As I was turning the pages of the section on the conquest of Scotland, to my astonishment I came upon the Maxwell castle. There was no mistaking it, even though the castle in the engraving was only an inch and a half high and it was not the view in the photograph but from the other side. Furthermore, since the caption under the engraving read, “After J. M. W. Turner,” I was obliged to conjure up a little man with a hook nose, in an ill-cut brown tailcoat, with very small hands and feet, setting up his easel where there was a good view of the castle and the plain.

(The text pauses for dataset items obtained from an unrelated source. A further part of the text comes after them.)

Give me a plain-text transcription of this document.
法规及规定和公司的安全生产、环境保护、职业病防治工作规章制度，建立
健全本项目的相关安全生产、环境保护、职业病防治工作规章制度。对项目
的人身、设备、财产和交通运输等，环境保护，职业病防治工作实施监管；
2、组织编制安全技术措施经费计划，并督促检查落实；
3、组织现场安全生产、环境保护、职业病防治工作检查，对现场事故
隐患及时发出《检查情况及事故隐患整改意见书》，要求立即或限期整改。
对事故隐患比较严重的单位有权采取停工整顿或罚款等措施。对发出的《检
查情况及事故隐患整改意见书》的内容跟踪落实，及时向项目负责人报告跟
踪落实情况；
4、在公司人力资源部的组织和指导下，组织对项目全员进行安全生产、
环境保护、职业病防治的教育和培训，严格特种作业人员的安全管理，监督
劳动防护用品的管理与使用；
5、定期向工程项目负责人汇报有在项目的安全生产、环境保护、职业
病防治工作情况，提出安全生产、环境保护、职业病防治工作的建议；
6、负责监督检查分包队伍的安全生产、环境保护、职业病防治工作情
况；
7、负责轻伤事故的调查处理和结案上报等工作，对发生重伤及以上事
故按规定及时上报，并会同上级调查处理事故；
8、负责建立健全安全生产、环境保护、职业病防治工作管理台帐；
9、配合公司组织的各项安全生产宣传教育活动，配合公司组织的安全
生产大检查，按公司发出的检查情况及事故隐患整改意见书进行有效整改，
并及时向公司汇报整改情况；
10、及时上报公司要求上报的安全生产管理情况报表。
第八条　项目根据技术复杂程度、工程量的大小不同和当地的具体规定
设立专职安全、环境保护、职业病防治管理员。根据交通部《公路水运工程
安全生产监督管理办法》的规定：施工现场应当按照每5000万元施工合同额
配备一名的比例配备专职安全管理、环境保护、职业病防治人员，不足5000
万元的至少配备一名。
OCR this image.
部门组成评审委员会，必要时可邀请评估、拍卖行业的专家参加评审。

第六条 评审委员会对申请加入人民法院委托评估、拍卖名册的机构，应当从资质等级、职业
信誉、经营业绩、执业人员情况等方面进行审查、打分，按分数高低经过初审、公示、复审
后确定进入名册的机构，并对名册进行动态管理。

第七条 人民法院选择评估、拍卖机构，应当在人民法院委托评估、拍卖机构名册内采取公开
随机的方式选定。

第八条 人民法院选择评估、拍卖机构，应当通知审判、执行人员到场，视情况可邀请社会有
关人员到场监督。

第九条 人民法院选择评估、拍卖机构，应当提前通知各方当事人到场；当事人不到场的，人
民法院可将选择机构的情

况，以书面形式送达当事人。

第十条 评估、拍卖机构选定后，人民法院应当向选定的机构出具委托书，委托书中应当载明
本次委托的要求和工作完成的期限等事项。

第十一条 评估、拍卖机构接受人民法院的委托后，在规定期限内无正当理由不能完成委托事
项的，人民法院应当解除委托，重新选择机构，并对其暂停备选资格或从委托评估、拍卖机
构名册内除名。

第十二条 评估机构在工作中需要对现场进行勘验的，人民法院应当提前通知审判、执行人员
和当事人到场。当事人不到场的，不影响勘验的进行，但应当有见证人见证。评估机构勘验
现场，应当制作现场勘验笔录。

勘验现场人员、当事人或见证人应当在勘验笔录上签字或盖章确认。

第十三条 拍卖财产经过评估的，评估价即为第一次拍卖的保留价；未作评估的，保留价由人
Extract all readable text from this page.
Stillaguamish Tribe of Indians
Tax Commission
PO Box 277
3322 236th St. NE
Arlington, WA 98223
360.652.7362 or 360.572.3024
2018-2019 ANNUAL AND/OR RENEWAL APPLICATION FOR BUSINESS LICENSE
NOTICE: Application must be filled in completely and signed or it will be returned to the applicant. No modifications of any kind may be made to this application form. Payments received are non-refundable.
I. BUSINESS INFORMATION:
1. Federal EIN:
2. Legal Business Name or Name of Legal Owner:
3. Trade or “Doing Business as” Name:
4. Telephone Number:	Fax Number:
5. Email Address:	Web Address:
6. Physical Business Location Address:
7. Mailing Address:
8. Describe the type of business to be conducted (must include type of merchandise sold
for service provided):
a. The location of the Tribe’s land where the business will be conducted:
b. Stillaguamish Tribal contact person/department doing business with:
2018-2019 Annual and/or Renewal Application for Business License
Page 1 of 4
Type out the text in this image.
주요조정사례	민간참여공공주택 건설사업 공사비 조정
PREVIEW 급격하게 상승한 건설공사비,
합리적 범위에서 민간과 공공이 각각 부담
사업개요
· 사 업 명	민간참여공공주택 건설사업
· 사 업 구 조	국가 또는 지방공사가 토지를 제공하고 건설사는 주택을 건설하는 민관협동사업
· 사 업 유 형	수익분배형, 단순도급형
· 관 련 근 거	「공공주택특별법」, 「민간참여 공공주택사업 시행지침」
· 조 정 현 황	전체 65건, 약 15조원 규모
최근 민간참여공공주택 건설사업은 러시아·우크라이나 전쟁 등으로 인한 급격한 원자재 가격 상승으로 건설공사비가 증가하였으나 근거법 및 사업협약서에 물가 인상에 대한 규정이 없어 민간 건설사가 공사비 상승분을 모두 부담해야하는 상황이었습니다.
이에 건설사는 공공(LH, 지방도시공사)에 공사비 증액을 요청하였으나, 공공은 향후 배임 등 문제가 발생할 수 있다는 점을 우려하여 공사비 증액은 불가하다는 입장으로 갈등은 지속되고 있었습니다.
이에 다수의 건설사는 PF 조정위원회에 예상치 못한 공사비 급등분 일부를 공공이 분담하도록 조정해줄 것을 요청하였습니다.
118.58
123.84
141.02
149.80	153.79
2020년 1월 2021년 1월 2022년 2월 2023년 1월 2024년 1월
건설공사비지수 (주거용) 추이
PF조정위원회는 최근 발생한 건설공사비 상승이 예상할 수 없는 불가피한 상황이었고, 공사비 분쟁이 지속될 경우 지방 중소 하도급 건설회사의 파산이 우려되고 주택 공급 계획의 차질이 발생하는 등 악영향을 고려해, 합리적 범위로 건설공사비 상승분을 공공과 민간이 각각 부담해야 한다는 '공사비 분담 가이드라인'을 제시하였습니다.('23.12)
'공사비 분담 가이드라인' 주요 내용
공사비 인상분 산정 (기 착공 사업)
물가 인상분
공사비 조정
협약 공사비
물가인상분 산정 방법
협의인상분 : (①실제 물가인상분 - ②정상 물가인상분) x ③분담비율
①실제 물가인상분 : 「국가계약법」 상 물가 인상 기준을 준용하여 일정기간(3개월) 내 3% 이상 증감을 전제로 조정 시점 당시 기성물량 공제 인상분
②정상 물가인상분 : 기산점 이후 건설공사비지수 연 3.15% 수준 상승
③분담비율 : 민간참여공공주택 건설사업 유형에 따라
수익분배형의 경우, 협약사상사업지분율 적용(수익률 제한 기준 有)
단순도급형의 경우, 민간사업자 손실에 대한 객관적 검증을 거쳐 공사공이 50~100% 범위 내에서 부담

Someone I know went to Caerlaverock Castle two or three years ago and, discovering later that I was interested in it, dug up the
Ministry of Public Building and Works Official Guidebook
sold at the castle gate. From this I learned, for the first time, that Caerlaverock is triangular in shape—the photograph didn’t show it—with four big round towers and two moats, one inside the other. It stands on a peninsula of the Solway, which in Medieval times was one of the main highways into Scotland. It was built toward the end of the 13th century, probably by the English to use against the Scots, but fell into their hands. In 1300 Edward I led an English army into Scotland for the siege of Caerlaverock. There exists a rhyming account of this incident,
in Old French, and I am indebted to the
Guidebook
for the following passage from it. Even though it is a translation, it has an eerie quality. It is not just a written description but a voice speaking, from such a remote past, and in the special and highly characteristic language of that past: “Caerlaverock was so strong a castle that it feared no siege before the king came there, for it would never have had to surrender, provided it was well supplied, when the need arose, with men, engines and provisions. In shape it was like a shield, for it had but three sides round it, with a tower at each corner, but one of them was a double one, so high, so long and so wide, that the gate was underneath it, well made and strong, with a drawbridge and a sufficiency of other defenses. And it had good walls, and good ditches filled to the brim with water. And I think you will never see a more finely situated castle, for on the one side can be seen the Irish Sea, towards the west, and to the north the fair moorland, surrounded by an arm of the sea, so that no creature can approach it on two sides, without putting himself in danger of the sea. On the south side it is not easy, for there are many places difficult to get through because of woods and marshes and ditches hollowed out by sea where it meets the river.”